Filter files use the standard UNIX regular expression syntax (as defined by the POSIX standard), not the csh ``globbing'' syntax. For example, you would use ``.*abc'' to indicate any string ending with ``abc'', not ``*abc''. A filter file has the following syntax:
Deny regex Allow regex
The URL-Filter regular expressions are matched only on the
URL-path portion of each URL (the scheme, hostname and port are
excluded). For example, the following URL-Filter file would allow all
URLs except those containing the regular expression
``/gatherers/
'':
Deny /gatherers/ Allow .
Another common use of URL-filters is to prevent the Gatherer from travelling ``up'' a directory.
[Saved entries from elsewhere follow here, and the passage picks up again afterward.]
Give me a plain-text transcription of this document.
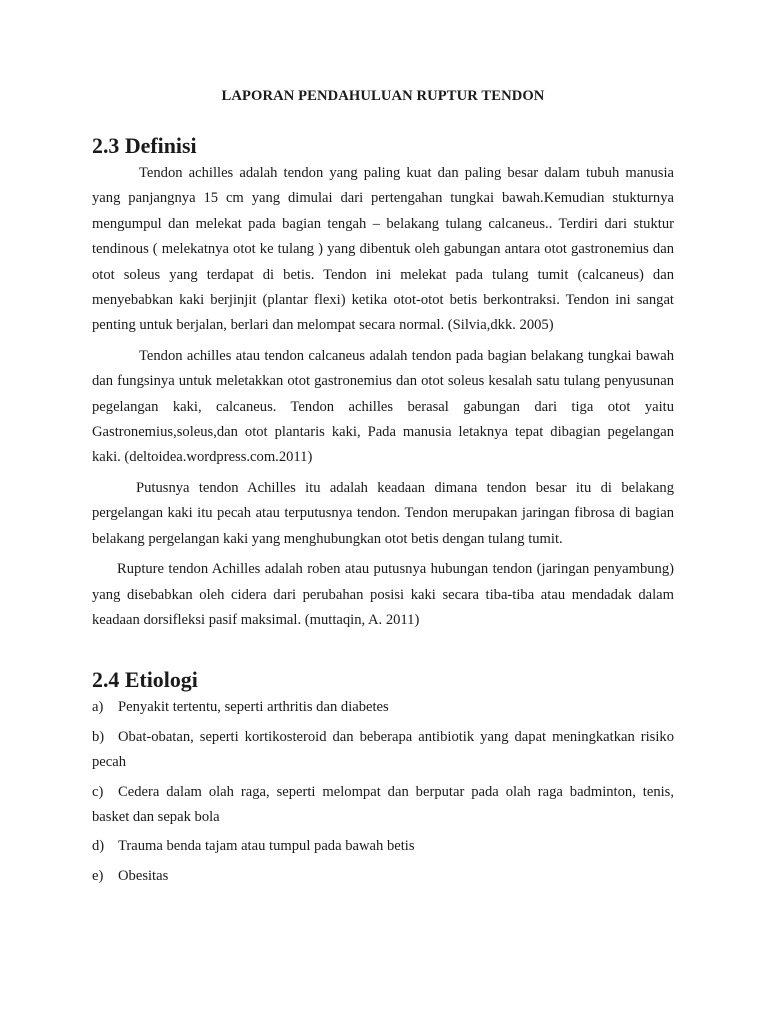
LAPORAN PENDAHULUAN RUPTUR TENDON
2.3 Definisi

Tendon achilles adalah tendon yang paling kuat dan paling besar dalam tubuh manusia yang panjangnya 15 cm yang dimulai dari pertengahan tungkai bawah.Kemudian stukturnya mengumpul dan melekat pada bagian tengah – belakang tulang calcaneus.. Terdiri dari stuktur tendinous ( melekatnya otot ke tulang ) yang dibentuk oleh gabungan antara otot gastronemius dan otot soleus yang terdapat di betis. Tendon ini melekat pada tulang tumit (calcaneus) dan menyebabkan kaki berjinjit (plantar flexi) ketika otot-otot betis berkontraksi. Tendon ini sangat penting untuk berjalan, berlari dan melompat secara normal. (Silvia,dkk. 2005)

Tendon achilles atau tendon calcaneus adalah tendon pada bagian belakang tungkai bawah dan fungsinya untuk meletakkan otot gastronemius dan otot soleus kesalah satu tulang penyusunan pegelangan kaki, calcaneus. Tendon achilles berasal gabungan dari tiga otot yaitu Gastronemius,soleus,dan otot plantaris kaki, Pada manusia letaknya tepat dibagian pegelangan kaki. (deltoidea.wordpress.com.2011)

Putusnya tendon Achilles itu adalah keadaan dimana tendon besar itu di belakang pergelangan kaki itu pecah atau terputusnya tendon. Tendon merupakan jaringan fibrosa di bagian belakang pergelangan kaki yang menghubungkan otot betis dengan tulang tumit.

Rupture tendon Achilles adalah roben atau putusnya hubungan tendon (jaringan penyambung) yang disebabkan oleh cidera dari perubahan posisi kaki secara tiba-tiba atau mendadak dalam keadaan dorsifleksi pasif maksimal. (muttaqin, A. 2011)

2.4 Etiologi
a) Penyakit tertentu, seperti arthritis dan diabetes
b) Obat-obatan, seperti kortikosteroid dan beberapa antibiotik yang dapat meningkatkan risiko pecah
c) Cedera dalam olah raga, seperti melompat dan berputar pada olah raga badminton, tenis, basket dan sepak bola
d) Trauma benda tajam atau tumpul pada bawah betis
e) Obesitas
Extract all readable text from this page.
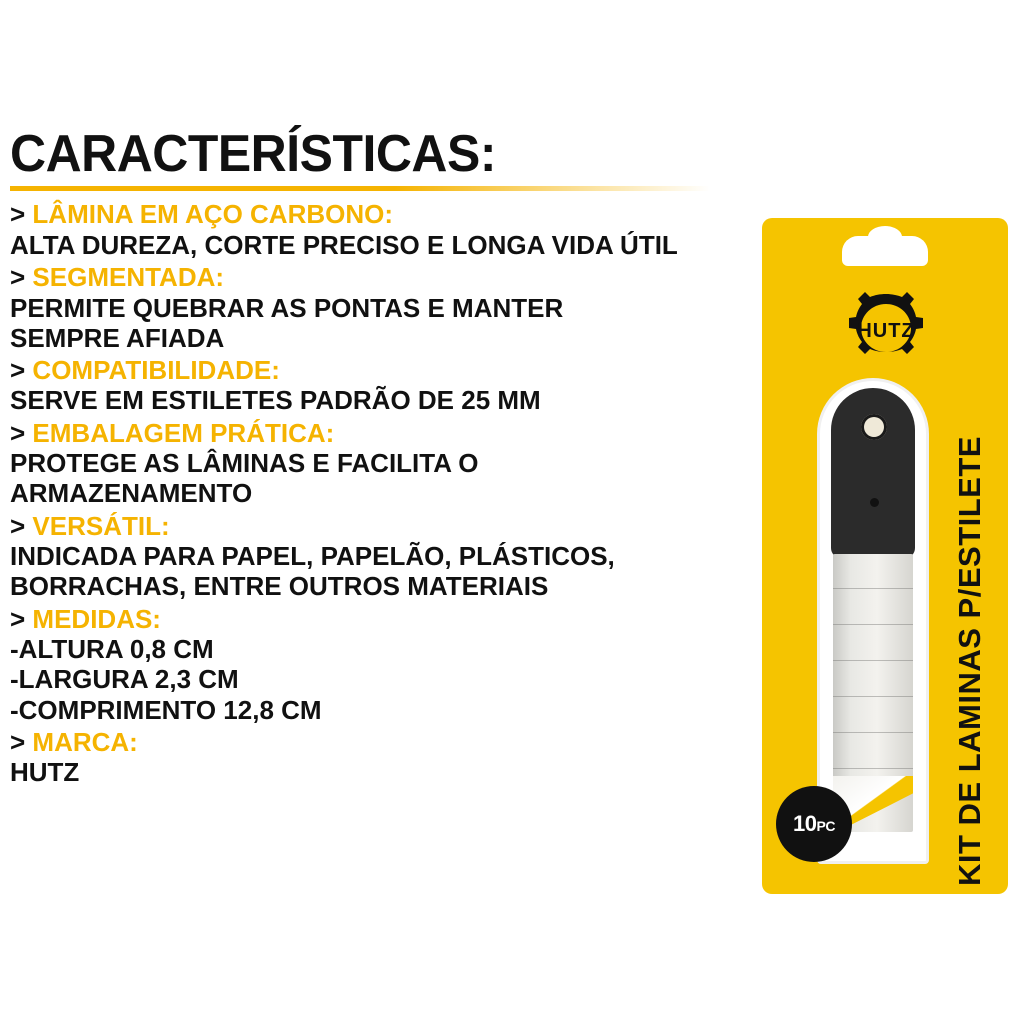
CARACTERÍSTICAS:
> LÂMINA EM AÇO CARBONO:
ALTA DUREZA, CORTE PRECISO E LONGA VIDA ÚTIL
> SEGMENTADA:
PERMITE QUEBRAR AS PONTAS E MANTER
SEMPRE AFIADA
> COMPATIBILIDADE:
SERVE EM ESTILETES PADRÃO DE 25 MM
> EMBALAGEM PRÁTICA:
PROTEGE AS LÂMINAS E FACILITA O
ARMAZENAMENTO
> VERSÁTIL:
INDICADA PARA PAPEL, PAPELÃO, PLÁSTICOS,
BORRACHAS, ENTRE OUTROS MATERIAIS
> MEDIDAS:
-ALTURA 0,8 CM
-LARGURA 2,3 CM
-COMPRIMENTO 12,8 CM
> MARCA:
HUTZ
HUTZ
10PC	KIT DE LAMINAS P/ESTILETE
Automatically generated HTML pages for HTTP and FTP directories often contain a link for the parent directory `` ..''. To keep the gatherer below a specific directory, use a URL-filter file such as:
Allow ^/my/cool/sutff/ Deny .
Host-Filter regular expressions are matched on the
``hostname:port'' portion of each URL. Because the port
is included, you cannot use ``$
'' to anchor the
end of a hostname. Beginning with version 1.3, IP addresses
may be specified in place of hostnames. A class B address
such as 128.138.0.0 would be written as ``^128\.138\..*
''
in regular expression syntax. For example:
Deny bcn.boulder.co.us:8080 Deny bvsd.k12.co.us Allow ^128\.138\..* Deny .
The order of the Allow
and Deny entries is important, since the filters are applied
sequentially from first to last. So, for example, if you list
``Allow .*
'' first no subsequent Deny expressions will be
used, since this Allow filter will allow all entries.